After the seizure of power by the National Socialists, Kelsen was suspended from his professorship in Cologne because of his Jewish ancestry and emigrated to Switzerland in April 1933. On Kelsen's recommendation Gross then worked again at the LSE where he worked as an assistant to Hersch Lauterpacht. Two years later, he moved to the Paris-based International Institute of Intellectual Co-operation, an arm of the League of Nations. There, he worked as a manager of the Department of International Relations until 1940, when he emigrated to the United States via Vichy, Pau, Madrid and Lisbon because of the start of World War II.

In 1941 he was employed in the US and three years later, was hired as a professor of international law at the Fletcher School of Law and Diplomacy of Tufts University, where he remained until his retirement in 1980. In addition, in various years throughout his career, he taught as Fulbright professor at the University of Copenhagen, at the University of Tokyo, and at Hitotsubashi University. As the guest professor he also taught at Yale University, Harvard University, Columbia University and the Hague Academy of International Law. He was also an adviser to the U.S. State Department and the United Nations.

His jurisprudential interaction focused on the United Nations and the International Court of Justice. He was married to a Viennese artist, Gerda Fried, who gave birth to twin daughters Elisabeth and Marilyn in the United States. He died in 1990 in Cambridge, Massachusetts of pneumonia. His estate is located in the German Exile Archive in the German National Library at Frankfurt.

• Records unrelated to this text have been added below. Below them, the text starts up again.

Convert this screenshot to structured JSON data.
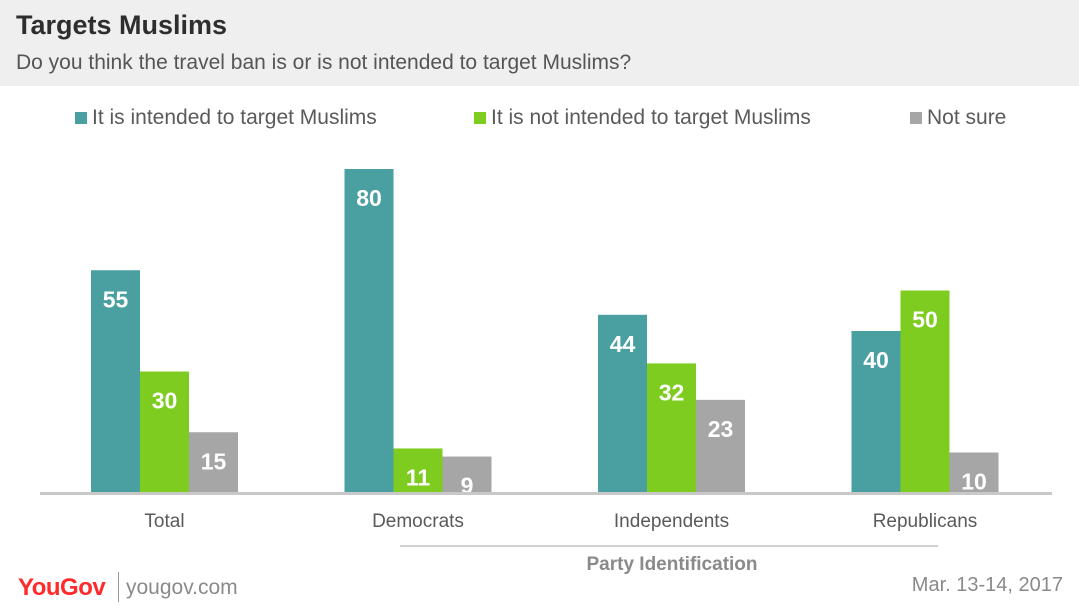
{
  "header": {
    "title": "Targets Muslims",
    "subtitle": "Do you think the travel ban is or is not intended to target Muslims?"
  },
  "colors": {
    "header_bg": "#efefef",
    "intended": "#4a9fa0",
    "not_intended": "#7dcc1f",
    "not_sure": "#a6a6a6",
    "brand": "#ff2a2a"
  },
  "chart_data": {
    "type": "bar",
    "categories": [
      "Total",
      "Democrats",
      "Independents",
      "Republicans"
    ],
    "series": [
      {
        "name": "It is intended to target Muslims",
        "values": [
          55,
          80,
          44,
          40
        ],
        "color": "#4a9fa0"
      },
      {
        "name": "It is not intended to target Muslims",
        "values": [
          30,
          11,
          32,
          50
        ],
        "color": "#7dcc1f"
      },
      {
        "name": "Not sure",
        "values": [
          15,
          9,
          23,
          10
        ],
        "color": "#a6a6a6"
      }
    ],
    "group_label": "Party Identification",
    "grouped_categories": [
      "Democrats",
      "Independents",
      "Republicans"
    ],
    "ylim": [
      0,
      80
    ],
    "data_labels": true,
    "grid": false,
    "legend_position": "top"
  },
  "footer": {
    "logo": "YouGov",
    "url": "yougov.com",
    "date": "Mar. 13-14, 2017"
  }
}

== Awards and recognition ==

Gross served on the board of the American Society of International Law from 1956 until 1959. He was appointed honorary vice president in 1970, was awarded an ASIL Certificate of Merit in 1977 for his work The Future of the International Court of Justice, and received the ASIL's highest award, the Manley O. Hudson Medal, in 1986. Furthermore, in 1970 Gross became honorary publisher of the American Journal of International Law for which he had served as co-publisher from 1956 until 1970 and as book review editor from 1958 until 1985. He became a member of the American Academy of Arts and Sciences in 1958 and an honorary member of the Indian Society of International Law in 1964.